DUOL Duolingo Inc
Profitability Metrics
Valuation Metrics
Growth & Cash Flow
Price Change
Analysis
Company Overview
Duolingo operates the world's most downloaded language learning app, generating revenue through subscriptions while offering a free tier, with growing AI-driven personalization features. Sector: Technology.
Overview
Duolingo Inc (DUOL) is an individual stock. The analysis below presents key financial metrics for the company, covering profitability, capital efficiency, valuation, margins, and growth.

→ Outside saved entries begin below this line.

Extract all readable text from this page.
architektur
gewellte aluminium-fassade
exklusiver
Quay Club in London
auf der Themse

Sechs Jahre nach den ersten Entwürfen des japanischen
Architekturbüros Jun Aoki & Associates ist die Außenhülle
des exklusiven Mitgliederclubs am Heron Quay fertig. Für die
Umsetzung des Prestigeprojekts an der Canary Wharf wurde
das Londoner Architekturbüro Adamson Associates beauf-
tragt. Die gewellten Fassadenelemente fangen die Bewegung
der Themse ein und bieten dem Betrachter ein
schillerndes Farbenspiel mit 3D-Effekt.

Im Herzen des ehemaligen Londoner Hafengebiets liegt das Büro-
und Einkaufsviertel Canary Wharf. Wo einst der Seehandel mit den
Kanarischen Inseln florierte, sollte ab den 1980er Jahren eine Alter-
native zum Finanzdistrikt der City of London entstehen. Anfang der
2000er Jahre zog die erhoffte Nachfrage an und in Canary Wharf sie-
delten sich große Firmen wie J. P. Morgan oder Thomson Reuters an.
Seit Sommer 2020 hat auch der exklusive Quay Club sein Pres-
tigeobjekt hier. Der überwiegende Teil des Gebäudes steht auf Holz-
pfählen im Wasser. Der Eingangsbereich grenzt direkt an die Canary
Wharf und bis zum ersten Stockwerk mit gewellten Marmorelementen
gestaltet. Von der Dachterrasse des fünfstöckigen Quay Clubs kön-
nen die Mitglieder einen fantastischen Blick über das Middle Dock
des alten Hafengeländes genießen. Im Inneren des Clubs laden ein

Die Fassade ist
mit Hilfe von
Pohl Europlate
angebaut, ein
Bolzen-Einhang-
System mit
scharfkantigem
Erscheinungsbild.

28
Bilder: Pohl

Profitability & Capital Efficiency
Examining the company through a capital allocation lens, ROIC is 30.61%, WACC is 8.97%, and the economic spread is 21.63%. On balance, the spread between ROIC and WACC is solidly positive — reinvestment is adding value rather than diluting it. Supporting metrics show ROE at 38.42% and ROA at 13.76%, a combination that helps frame whether profitability strength is broad enough to hold through different market conditions. Taken together, the return profile suggests a company with credible compounding capacity if current operating execution persists.
Valuation
Multiple analysis puts the company at trailing P/E of 11.32, forward P/E of 32.76. Trailing and forward multiples are nearly identical, indicating the market is pricing the company on a relatively static earnings assumption. The aggregate current ratio of 2.61 reflects a company with strong liquidity buffers against short-term stress. The combined valuation and liquidity profile points to a company where current prices embed meaningful growth expectations, and where delivery against those expectations will drive the return outcome.
Margins & Cash Generation
From gross to free cash flow, gross margin sits at 72.23%, operating margin at 13.34%, and free cash flow margin at 35.19%. At this level, gross margins reflect the kind of pricing power and cost insulation that characterizes category-leading businesses. Operating margins are thin enough to warrant attention — businesses at this level are more exposed to cost inflation. At this level, FCF margins reflect a company with genuine capital efficiency and strong cash-based earnings quality. The margin profile is mixed, with some layers more resilient than others and less room for execution slippage.
Growth & Forward Outlook
Combining revenue momentum with analyst targets, the estimated 12-month price change of 82.47%, where analysts are collectively positioned for a material move higher, while TTM revenue growth of 34.99% reflecting top-line acceleration that, if sustained, supports the forward earnings case. Separating operating reality from market-implied expectations is useful here — they can diverge meaningfully when sentiment shifts. The forward return case hinges on whether the operating reality stays close enough to analyst assumptions for those targets to remain credible. The estimated 12-month price change is based on analyst consensus price target estimates, sourced from publicly available data, and should not be interpreted as a reliable prediction of future performance.
Conclusion
Strong BuyWhen all the evidence is placed side by side, this profile stands out as one with genuine compounding characteristics and limited structural headwinds.
The analysis above draws from quantitative data only and does not constitute personalized financial advice. Investors should conduct independent research and consider professional guidance before acting on any information presented here.